Сегодня рядом есть станция метро, но тогда это был окраинный пролетарский район, куда селили переселенцев из рабочих бараков. Место было небезопасное, подростки постарше ходили поголовно с ножами и на досуге занимались вивисекцией бездомных животных. Мама старалась с переменным успехом зверей спасать, потом они обычно оставались у нас жить.

Жизнь была суровой не только в нашем районе. Я пошел в школу в апогей хрущевского голода в 1963 году. Собственно, настоящего голода не было, но не было и продуктов в магазинах. Без талонов можно было купить только серые, цвета советской туалетной бумаги, макароны, крупы и черный кислый хлеб. В школе каждому ученику давали треть белой булки. Мама сшила мне холщовый мешочек, в нем я нес булку домой отцу – он не мог есть черный хлеб из?за язвы желудка. Отец оставлял мне корочку – это была моя законная «комиссия», в остальном же я вырос на черном хлебе.

Позднее жизнь наладилась, мы получили считавшуюся хорошей двухкомнатную квартиру в центре города – из окна можно было видеть противоположный зеленый берег Волги. Была машина «Жигули-копейка», ценная тем, что все детали в ней были еще итальянскими, и даже была дача. По советским меркам, это было абсолютное благополучие – хотя с точки зрения как сегодняшнего, так и позавчерашнего дня это была, скорее, благородная бедность. Бабушка моей мамы каждый год зимой выезжала в Ниццу – тогда как мама лишь раз в два года могла позволить себе отдыхать на Черном море.

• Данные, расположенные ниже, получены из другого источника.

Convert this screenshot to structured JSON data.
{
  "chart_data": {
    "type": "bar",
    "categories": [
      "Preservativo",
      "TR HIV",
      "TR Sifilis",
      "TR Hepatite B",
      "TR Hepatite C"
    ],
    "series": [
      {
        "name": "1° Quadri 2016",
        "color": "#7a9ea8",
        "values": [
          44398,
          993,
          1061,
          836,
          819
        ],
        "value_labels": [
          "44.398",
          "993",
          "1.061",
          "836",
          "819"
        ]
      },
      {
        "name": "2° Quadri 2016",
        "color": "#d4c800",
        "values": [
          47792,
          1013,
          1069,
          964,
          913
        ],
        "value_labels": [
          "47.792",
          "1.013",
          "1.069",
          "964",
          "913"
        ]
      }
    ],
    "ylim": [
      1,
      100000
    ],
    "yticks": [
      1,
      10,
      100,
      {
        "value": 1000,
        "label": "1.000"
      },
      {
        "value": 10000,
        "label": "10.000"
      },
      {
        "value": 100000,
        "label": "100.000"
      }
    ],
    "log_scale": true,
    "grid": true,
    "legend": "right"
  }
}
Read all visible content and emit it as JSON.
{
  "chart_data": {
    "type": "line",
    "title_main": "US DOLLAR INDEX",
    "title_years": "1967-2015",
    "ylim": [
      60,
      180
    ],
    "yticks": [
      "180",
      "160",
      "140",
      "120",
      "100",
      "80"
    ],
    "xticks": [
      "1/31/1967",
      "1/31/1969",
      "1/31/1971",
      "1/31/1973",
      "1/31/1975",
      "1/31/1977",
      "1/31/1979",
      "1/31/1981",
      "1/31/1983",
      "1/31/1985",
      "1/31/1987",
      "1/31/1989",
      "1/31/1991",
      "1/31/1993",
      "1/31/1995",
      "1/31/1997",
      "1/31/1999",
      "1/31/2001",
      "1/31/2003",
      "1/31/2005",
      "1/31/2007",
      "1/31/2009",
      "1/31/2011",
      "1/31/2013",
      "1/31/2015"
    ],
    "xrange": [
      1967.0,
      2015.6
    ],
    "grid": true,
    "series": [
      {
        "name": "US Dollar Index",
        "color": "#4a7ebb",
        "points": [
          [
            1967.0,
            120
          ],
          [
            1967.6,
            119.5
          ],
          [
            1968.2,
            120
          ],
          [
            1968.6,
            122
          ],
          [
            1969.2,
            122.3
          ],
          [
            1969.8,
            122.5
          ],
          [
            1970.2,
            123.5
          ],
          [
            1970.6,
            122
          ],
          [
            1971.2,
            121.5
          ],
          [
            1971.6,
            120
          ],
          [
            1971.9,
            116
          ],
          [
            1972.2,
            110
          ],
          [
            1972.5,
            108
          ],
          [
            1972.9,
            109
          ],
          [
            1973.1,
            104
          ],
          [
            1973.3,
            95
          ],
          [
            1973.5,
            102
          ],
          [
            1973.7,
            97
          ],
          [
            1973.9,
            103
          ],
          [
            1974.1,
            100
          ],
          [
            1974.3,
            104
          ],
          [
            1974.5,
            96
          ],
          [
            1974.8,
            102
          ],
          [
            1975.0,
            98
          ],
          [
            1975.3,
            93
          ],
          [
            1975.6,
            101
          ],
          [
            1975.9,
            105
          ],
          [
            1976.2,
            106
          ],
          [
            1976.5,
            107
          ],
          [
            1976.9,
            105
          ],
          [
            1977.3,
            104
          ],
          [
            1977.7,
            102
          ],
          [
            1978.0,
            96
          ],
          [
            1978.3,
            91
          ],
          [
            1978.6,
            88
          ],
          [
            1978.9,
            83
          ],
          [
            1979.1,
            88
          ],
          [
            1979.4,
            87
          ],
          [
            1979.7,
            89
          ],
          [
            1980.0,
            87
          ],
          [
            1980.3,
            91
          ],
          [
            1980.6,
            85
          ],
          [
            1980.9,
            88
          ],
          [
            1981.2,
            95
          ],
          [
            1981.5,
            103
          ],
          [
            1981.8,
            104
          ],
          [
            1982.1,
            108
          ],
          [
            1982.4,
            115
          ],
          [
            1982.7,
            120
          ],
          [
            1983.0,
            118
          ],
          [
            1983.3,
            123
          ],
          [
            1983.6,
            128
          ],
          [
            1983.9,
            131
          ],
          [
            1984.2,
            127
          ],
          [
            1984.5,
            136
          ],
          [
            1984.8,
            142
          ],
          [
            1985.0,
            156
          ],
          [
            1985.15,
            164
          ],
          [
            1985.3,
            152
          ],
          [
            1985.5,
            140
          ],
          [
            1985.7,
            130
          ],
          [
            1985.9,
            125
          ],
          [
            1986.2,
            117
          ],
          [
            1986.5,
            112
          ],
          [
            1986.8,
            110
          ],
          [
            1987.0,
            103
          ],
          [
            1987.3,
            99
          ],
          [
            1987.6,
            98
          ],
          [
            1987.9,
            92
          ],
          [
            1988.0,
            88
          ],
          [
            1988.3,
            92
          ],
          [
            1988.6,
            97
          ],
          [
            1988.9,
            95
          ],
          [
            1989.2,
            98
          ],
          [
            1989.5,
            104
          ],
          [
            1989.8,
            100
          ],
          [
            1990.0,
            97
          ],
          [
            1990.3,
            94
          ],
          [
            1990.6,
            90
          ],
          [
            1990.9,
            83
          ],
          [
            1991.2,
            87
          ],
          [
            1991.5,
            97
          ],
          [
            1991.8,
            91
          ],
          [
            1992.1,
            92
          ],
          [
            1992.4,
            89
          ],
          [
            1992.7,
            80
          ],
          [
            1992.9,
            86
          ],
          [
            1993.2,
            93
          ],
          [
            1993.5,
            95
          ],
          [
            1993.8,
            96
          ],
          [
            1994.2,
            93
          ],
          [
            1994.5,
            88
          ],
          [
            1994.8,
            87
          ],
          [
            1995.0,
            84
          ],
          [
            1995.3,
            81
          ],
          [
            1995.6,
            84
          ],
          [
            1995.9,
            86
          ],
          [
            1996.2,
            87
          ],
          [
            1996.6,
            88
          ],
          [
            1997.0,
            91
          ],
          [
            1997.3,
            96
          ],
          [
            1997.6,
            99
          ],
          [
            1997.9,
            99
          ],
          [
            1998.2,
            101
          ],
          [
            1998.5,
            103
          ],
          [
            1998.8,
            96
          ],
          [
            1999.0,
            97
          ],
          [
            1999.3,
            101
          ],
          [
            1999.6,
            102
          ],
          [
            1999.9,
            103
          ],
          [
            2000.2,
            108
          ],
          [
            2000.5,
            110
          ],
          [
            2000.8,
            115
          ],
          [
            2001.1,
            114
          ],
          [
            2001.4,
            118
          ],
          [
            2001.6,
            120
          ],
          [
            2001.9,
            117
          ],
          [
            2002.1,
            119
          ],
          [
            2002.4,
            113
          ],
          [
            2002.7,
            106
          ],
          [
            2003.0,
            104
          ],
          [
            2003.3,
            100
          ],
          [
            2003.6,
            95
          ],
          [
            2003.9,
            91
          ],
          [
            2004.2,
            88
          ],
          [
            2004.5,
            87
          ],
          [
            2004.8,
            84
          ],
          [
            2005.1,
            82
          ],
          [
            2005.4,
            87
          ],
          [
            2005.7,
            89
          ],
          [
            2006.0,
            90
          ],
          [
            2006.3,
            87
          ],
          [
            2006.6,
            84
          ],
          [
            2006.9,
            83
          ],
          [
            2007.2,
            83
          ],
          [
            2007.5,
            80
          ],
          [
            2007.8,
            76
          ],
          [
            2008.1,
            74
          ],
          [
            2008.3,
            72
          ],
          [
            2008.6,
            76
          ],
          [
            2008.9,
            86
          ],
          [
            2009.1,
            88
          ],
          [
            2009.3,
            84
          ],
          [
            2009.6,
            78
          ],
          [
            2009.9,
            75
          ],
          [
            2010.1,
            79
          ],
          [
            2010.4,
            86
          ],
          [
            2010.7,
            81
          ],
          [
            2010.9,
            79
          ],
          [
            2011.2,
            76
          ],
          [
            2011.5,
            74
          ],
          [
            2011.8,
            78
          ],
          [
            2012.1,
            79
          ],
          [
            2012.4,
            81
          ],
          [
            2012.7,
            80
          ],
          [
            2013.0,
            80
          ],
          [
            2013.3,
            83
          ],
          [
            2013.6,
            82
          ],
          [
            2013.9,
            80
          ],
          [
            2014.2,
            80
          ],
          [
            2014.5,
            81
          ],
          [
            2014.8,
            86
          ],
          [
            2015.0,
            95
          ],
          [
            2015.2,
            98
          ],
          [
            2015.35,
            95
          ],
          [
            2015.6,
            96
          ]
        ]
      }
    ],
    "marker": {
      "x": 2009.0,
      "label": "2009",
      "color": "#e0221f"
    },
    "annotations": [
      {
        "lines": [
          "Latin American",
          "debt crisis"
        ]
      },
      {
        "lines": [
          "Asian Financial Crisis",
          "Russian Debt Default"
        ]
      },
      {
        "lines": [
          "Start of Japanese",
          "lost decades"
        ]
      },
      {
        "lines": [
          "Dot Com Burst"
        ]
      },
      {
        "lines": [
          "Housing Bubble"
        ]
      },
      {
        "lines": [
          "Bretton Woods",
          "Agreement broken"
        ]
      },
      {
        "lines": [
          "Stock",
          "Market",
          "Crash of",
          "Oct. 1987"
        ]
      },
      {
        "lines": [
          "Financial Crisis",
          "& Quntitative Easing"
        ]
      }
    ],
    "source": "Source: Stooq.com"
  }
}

Родители брали и меня на море в Абхазию. Как раз где?то там – мне было, наверное, 12 лет – я впервые почувствовал в себе осознанный протест против советской системы. Я загорал на пляже, читая «Остров сокровищ» Стивенсона, но в какой?то момент отвлекся от книги: прямо по берегу, гремя сапогами по гальке, с неизвестными целями протопал наряд из четырех пограничников с овчаркой.

Глядя на солдат, я как?то догадался, что они здесь не для того, чтобы защищать меня от невидимых врагов, а как раз наоборот – чтобы не пустить меня за границу, проходившую где?то совсем недалеко по морскому горизонту. Они ходили по пляжу, чтобы я никогда не смог увидеть те самые тропические острова, которые описывал Стивенсон и где до головокружения хотелось побывать.

Столь же фантастической, как для меня, заграница была и для родителей. Несмотря на свою принадлежность к элите, за всю свою жизнь они ни разу не выезжали из страны. Мама несколько раз пыталась съездить то во Францию, то в Финляндию, но ее не пустили даже в Венгрию. Возможно, ей мешало социальное происхождение ее родителей, возможно, еврейское происхождение, скорее всего, и то и другое вместе.

Другим источником стихийного, чисто психологического протеста было социальное неравенство. Я учился в элитной школе, где давали хороший курс английского языка. Большей частью там учились дети партийных чиновников, интеллигенции и генералов, но каким?то образом в наш класс попал и мальчик из бедной семьи – его мать, одиночка, кажется, была простой уборщицей. Однажды мальчишка порвал свои единственные брюки и пришел в школу – нарушая правила нашего самарского Итона – в спортивных черных сатиновых шароварах. Подростки – жестокие существа, и несколько парней после уроков долго гоняли несчастного по пустырю вокруг школы, а он только старался убежать, размазывая по лицу слезы.

Занимались этим те, кто, в общем?то, по праву считал себя хозяином жизни – сын майора МВД и сын генерала, начальника военного округа. Первый потом служил в КГБ, второй сделал еще более значительную карьеру и долго представлял Россию в Комитете по правам человека ООН.

Возможно, если бы я родился в другой стране, то относился бы к человеческому неравенству более спокойно – как к вечному явлению и главному двигателю социального прогресса. Однако советская пропаганда тупо пыталась выдать черное за белое, утверждая, что социального неравенства в СССР нет, – и ложь пропаганды вызывала сильный протест.